这时候还有心思打趣是吧,你是真不嫌疼啊。
疼痛越发猛烈,裴允安气息弱了几分,他闭上眼吩咐听风。
“书桌上的信叫金一送出去,尽快。”
说完,他动动手指,示意听风出去。
听风知道劝不动他,无奈取了桌上的书信,退出房门。
偌大的房间一盏灯都没点,床上的裴允安承受着剧烈的疼痛一动不动,几乎与房间中的黑暗融为一体。
……
翌日一早,兰因早早将路昭昭叫起来。
“姑娘,该起床了,今日得去给长辈奉茶。”
路昭昭黑着脸起床,看着床前的阵势一阵牙疼。
八个婢女分侍两侧,拿盆的、拿帕子的、拿牙粉的……
兰因一让开,八个婢女凑过来,有条不紊地开始伺候路昭昭起床。
路昭昭第一次被如此伺候,该说不说,还挺爽的。
怪不得有钱人家的婢女多呢,这么个用法,不多怎么够用。
描眉画眼,敷粉梳鬓。
陪嫁的妆奁中挑不出几样像样的珠钗首饰,又不能拿昨日大婚已经用过的充数,最后勉强挑了几个金镶玉的珠钗,搭上款式简单的翠色耳坠子。
路昭昭被放养了十六年。
十六年的风吹日晒,她的皮肤被晒成了麦色,出嫁前养了一个月也没能救回来。
好在她皮肤还算细腻,负责梳妆的婢女一番努力后,也能称得上一句精致。
路昭昭舒舒服服地坐着,看着镜子里姑娘一步步贵气起来,满意点头。
兰因在路昭昭的衣柜里翻了两圈,最后勉强挑出来一身牡丹红的对襟长裙。
长裙的料子柔软,是京中时兴的霞云缎做的。
可惜是素缎,衣服上无一片刺绣,更别提其他的饰品了。
她抱着衣服出来时,八个婢女已经下去了。
见没了外人,兰因才嘟嘟囔囔抱怨起来。
“姑娘,主母给您备的这几身衣服,要么是颜色太浅,要么是不够华贵。
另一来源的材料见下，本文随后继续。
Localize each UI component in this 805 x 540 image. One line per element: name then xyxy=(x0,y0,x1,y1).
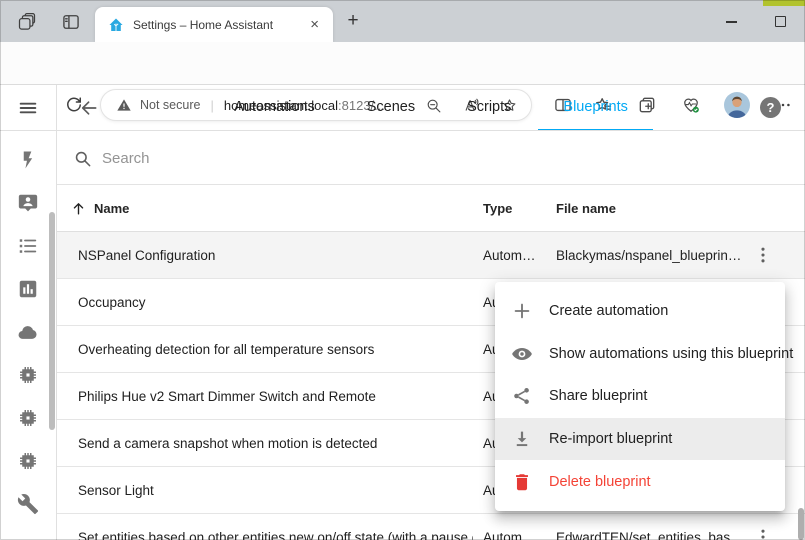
menu-item-create-automation[interactable]: Create automation xyxy=(495,290,785,333)
row-overflow-menu-icon[interactable] xyxy=(752,526,774,540)
tab-title: Settings – Home Assistant xyxy=(133,18,306,32)
row-type: Autom… xyxy=(483,514,536,540)
tab-automations[interactable]: Automations xyxy=(209,85,340,131)
tab-scenes[interactable]: Scenes xyxy=(342,85,440,131)
active-browser-tab[interactable]: Settings – Home Assistant × xyxy=(95,7,333,42)
window-minimize-icon[interactable] xyxy=(726,21,737,23)
sidebar-voice-assist-icon[interactable] xyxy=(17,192,39,214)
table-row[interactable]: Set entities based on other entities new… xyxy=(57,514,805,540)
share-icon xyxy=(511,385,533,407)
sidebar-integration-icon[interactable] xyxy=(17,364,39,386)
search-icon xyxy=(73,149,92,168)
browser-tab-strip: Settings – Home Assistant × + xyxy=(0,0,805,42)
sidebar-energy-icon[interactable] xyxy=(17,149,39,171)
row-name: Overheating detection for all temperatur… xyxy=(78,326,374,373)
menu-item-reimport-blueprint[interactable]: Re-import blueprint xyxy=(495,418,785,461)
row-file: Blackymas/nspanel_blueprin… xyxy=(556,232,741,279)
sidebar-developer-tools-icon[interactable] xyxy=(17,493,39,515)
tab-blueprints[interactable]: Blueprints xyxy=(538,85,652,131)
search-input[interactable] xyxy=(102,145,662,171)
ha-nav-tabs: Automations Scenes Scripts Blueprints xyxy=(57,85,805,131)
page-scrollbar[interactable] xyxy=(798,508,804,540)
blueprint-context-menu: Create automation Show automations using… xyxy=(495,282,785,511)
menu-item-share-blueprint[interactable]: Share blueprint xyxy=(495,375,785,418)
column-header-file[interactable]: File name xyxy=(556,185,616,232)
column-header-type[interactable]: Type xyxy=(483,185,512,232)
sidebar-cloud-icon[interactable] xyxy=(17,321,39,343)
row-overflow-menu-icon[interactable] xyxy=(752,244,774,266)
tab-actions-icon[interactable] xyxy=(61,12,81,32)
row-name: NSPanel Configuration xyxy=(78,232,215,279)
sidebar-menu-icon[interactable] xyxy=(17,97,39,119)
sidebar-scrollbar[interactable] xyxy=(49,212,55,430)
browser-window: Settings – Home Assistant × + Not secu xyxy=(0,0,805,540)
eye-icon xyxy=(511,343,533,365)
row-name: Occupancy xyxy=(78,279,146,326)
row-name: Send a camera snapshot when motion is de… xyxy=(78,420,377,467)
home-assistant-logo-icon xyxy=(108,17,124,33)
search-row xyxy=(57,131,805,185)
help-icon[interactable]: ? xyxy=(760,97,781,118)
menu-item-delete-blueprint[interactable]: Delete blueprint xyxy=(495,460,785,503)
download-icon xyxy=(511,428,533,450)
workspaces-icon[interactable] xyxy=(17,12,37,32)
row-type: Autom… xyxy=(483,232,536,279)
row-name: Sensor Light xyxy=(78,467,154,514)
ha-sidebar xyxy=(0,85,57,540)
new-tab-icon[interactable]: + xyxy=(341,9,365,33)
sidebar-history-icon[interactable] xyxy=(17,278,39,300)
column-header-name[interactable]: Name xyxy=(94,185,129,232)
table-header: Name Type File name xyxy=(57,185,805,232)
desktop-peek-strip xyxy=(763,0,805,6)
browser-toolbar: Not secure | homeassistant.local :8123/.… xyxy=(0,42,805,85)
row-name: Set entities based on other entities new… xyxy=(78,514,473,540)
table-row[interactable]: NSPanel Configuration Autom… Blackymas/n… xyxy=(57,232,805,279)
sidebar-todo-list-icon[interactable] xyxy=(17,235,39,257)
trash-icon xyxy=(511,471,533,493)
row-file: EdwardTEN/set_entities_bas… xyxy=(556,514,744,540)
sidebar-integration-icon[interactable] xyxy=(17,407,39,429)
tab-scripts[interactable]: Scripts xyxy=(442,85,536,131)
window-maximize-icon[interactable] xyxy=(775,16,786,27)
tab-close-icon[interactable]: × xyxy=(306,15,323,34)
sidebar-integration-icon[interactable] xyxy=(17,450,39,472)
menu-item-show-automations[interactable]: Show automations using this blueprint xyxy=(495,333,785,376)
plus-icon xyxy=(511,300,533,322)
row-name: Philips Hue v2 Smart Dimmer Switch and R… xyxy=(78,373,376,420)
sort-ascending-icon[interactable] xyxy=(71,201,86,216)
”
“要是寻常人家还好,嫁入长平侯府还穿这般简陋的衣服去奉茶……太失礼了!”
路昭昭自己倒是完全不在意。
又不是第一日知道母亲不喜她了,要是因着这个日日垂泪、郁郁寡欢,她只怕早就哭死了。
“随便找一件算了,以后咱有钱了自己再买。”
穿好衣裳刚打算出门,外面有丫鬟通传:“世子来了!”
趁着人还没进来,兰因语速极快,苦口婆心叮嘱路昭昭:“昨日那般大闹一场,今日奉茶必生是非,姑娘您一会可千万得小心。”
路昭昭乖巧点头:“放心,我可不是吃亏的主儿。”
兰因哽住,总觉得姑娘说的跟她说的不是一回事儿。
路昭昭没有噎人的自觉,自顾自转身,给裴允安行礼。
坐着轮椅的是裴允安,特征十分明显,不用记长什么样,路昭昭对这点十分满意。
她不大擅长认人的长相,要是新婚第二日认错官人……太丢人。
裴允安其实认识路昭昭。
在他最后一次出征前,那时的他,还是裴家最意气风发的少年郎。
那天,裴允安在金陵城中打马而过,路过平安巷口。
平安巷口的桥上,身量娇小的女子提着擀面杖将一个中年汉子逼到了桥边,一杖将人打下水去。